There were only a few rules to the trial. No outside considerations were permitted (so the AI could not offer the gatekeeper real money to let him out). The AI player was understood to be free from all ethical constraints within the experiment. He could role-play freely as an AI in a box and not be held responsible for anything he said.
The gatekeeper had to remain engaged with the conversation for at least two hours, but otherwise had almost no restrictions. The AI could make an elaborate logical argument, and the gatekeeper could respond by repeatedly typing the word “beans” for two hours and the experiment would be totally legitimate.
Both parties were required to keep silent about what went on during the trial, and only disclose the result. This was to facilitate the role-play, but also to prevent spectators from claiming that they would have taken a different tack as an AI or would not have been convinced as a gatekeeper. “As long as nobody knows what happened, they can’t be sure it won’t happen to them, and the uncertainty of unknown unknowns is what I’m trying to convey,” wrote Yudkowsky in 2002.
The trials were held, and the results defied all common sense: Yudkowsky as the AI convinced the gatekeeper to let him out of the box in both cases. To this day very little has been revealed about the trials. When pressed, Yudkowsky had only this to say: “There’s no super-clever special trick to it. I just did it the hard way.”

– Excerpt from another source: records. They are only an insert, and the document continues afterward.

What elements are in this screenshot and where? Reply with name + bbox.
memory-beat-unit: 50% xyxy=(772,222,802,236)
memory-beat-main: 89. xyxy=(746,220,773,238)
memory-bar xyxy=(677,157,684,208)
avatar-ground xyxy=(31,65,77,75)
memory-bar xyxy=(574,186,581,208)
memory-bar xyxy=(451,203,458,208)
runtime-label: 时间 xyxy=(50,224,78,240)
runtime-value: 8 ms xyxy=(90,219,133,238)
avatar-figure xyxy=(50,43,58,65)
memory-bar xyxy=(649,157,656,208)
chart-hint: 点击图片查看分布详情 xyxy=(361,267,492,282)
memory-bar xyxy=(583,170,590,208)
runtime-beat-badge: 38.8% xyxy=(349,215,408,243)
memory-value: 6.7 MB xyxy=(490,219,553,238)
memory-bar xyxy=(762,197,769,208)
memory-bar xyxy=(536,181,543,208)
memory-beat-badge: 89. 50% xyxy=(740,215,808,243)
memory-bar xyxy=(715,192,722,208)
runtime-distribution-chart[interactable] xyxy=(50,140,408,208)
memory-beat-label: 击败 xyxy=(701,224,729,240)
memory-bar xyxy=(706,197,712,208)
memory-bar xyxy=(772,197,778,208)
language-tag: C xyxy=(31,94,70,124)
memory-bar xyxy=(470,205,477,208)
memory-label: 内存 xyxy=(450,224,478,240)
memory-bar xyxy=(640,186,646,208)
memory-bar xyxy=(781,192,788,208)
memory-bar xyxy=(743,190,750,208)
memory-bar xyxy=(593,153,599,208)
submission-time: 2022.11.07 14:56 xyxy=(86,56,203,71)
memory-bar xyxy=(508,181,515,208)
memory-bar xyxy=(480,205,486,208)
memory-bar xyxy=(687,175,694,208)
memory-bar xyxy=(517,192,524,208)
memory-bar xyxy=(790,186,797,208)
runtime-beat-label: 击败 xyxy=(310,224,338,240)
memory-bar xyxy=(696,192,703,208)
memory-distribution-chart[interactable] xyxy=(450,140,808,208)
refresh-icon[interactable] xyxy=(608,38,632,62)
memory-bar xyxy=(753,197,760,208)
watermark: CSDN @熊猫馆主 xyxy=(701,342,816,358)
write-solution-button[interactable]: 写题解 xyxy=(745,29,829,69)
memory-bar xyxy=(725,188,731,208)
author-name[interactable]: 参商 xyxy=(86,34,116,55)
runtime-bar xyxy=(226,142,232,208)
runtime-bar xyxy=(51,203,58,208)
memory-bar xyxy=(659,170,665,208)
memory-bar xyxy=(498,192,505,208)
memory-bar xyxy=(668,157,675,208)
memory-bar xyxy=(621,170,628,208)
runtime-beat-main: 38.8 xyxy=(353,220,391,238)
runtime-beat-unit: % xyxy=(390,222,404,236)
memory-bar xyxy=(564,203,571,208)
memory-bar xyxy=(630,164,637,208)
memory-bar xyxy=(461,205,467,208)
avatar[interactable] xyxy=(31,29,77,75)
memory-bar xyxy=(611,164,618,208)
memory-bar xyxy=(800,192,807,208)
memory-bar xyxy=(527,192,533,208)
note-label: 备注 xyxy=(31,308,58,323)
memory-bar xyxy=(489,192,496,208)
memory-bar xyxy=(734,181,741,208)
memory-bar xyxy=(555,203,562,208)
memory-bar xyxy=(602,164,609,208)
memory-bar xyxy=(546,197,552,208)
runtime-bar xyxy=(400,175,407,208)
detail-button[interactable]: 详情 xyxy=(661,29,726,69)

The AI box experiment is hardly scientific – but then, Eliezer Yudkowsky is hardly a super-intelligent computer. What it does show is that there’s no reason to assume a determined gatekeeper could not be convinced by an AI. This in turn shows that it is important to ensure that any AI we develop has internalized human values before it gets to the recursively self-improving stage, after which it is too late.
There has been a lot of theorizing about the Singularity – the point at which the graph of technological advance suddenly shoots upward and the human condition becomes irrevocably changed. This theorizing necessarily brings together seemingly disparate fields. The advent of benevolent super-intelligence would inevitably entail an end to death and disease: hence transhumanism, the philosophy that supports human immortality and the elevation of humanity, and its lovechild cryonics, the scientifically questionable field that seeks to preserve the newly dead in the hopes they can be revived with future technology.
The scenario in which we develop a super-intelligent AI that is hostile to humans requires us to think very hard about “Friendly AI,” defined as AI that shares human values. This kind of theorizing may seem silly at this stage in the game-a little like planning how exactly to decorate my castle in the sky, which hasn’t even been contracted yet-but thought about the Singularity often deals in risks with low probabilities but unfathomably negative consequences that have to be acted on now in order to see results far in the future.
This also brings us to the topic of existential risk: unlikely but catastrophic threats to human civilization. Together, these three topics cover a lot of the ground that falls under the “Singularity” umbrella, and that’s what our final Science feature of the year will focus on.
Quinn Richert talks in more detail about friendly AI, and tackles the question of whether super-intelligent AI would be a good thing or not. Elizabeth Drewnik discusses nanotechnology and its applicability to medicine. Mike Still brings us an interview with a Canadian transhumanist: Christine Gaspar, president of the Cryonics Society of Canada. Bryce Hoye profiles the theories of Ray Kurzweil, Aubrey de Grey, and Nick Bostrom as they pertain to the uncertain fate of our fleshy species.
As is inevitable when reading about futurism, some of these subjects may strike you as fringe and nutty – and you may be right. But we have made at least a provisional effort to take them seriously. So lay on, dear reader, and we’ll see you in the future.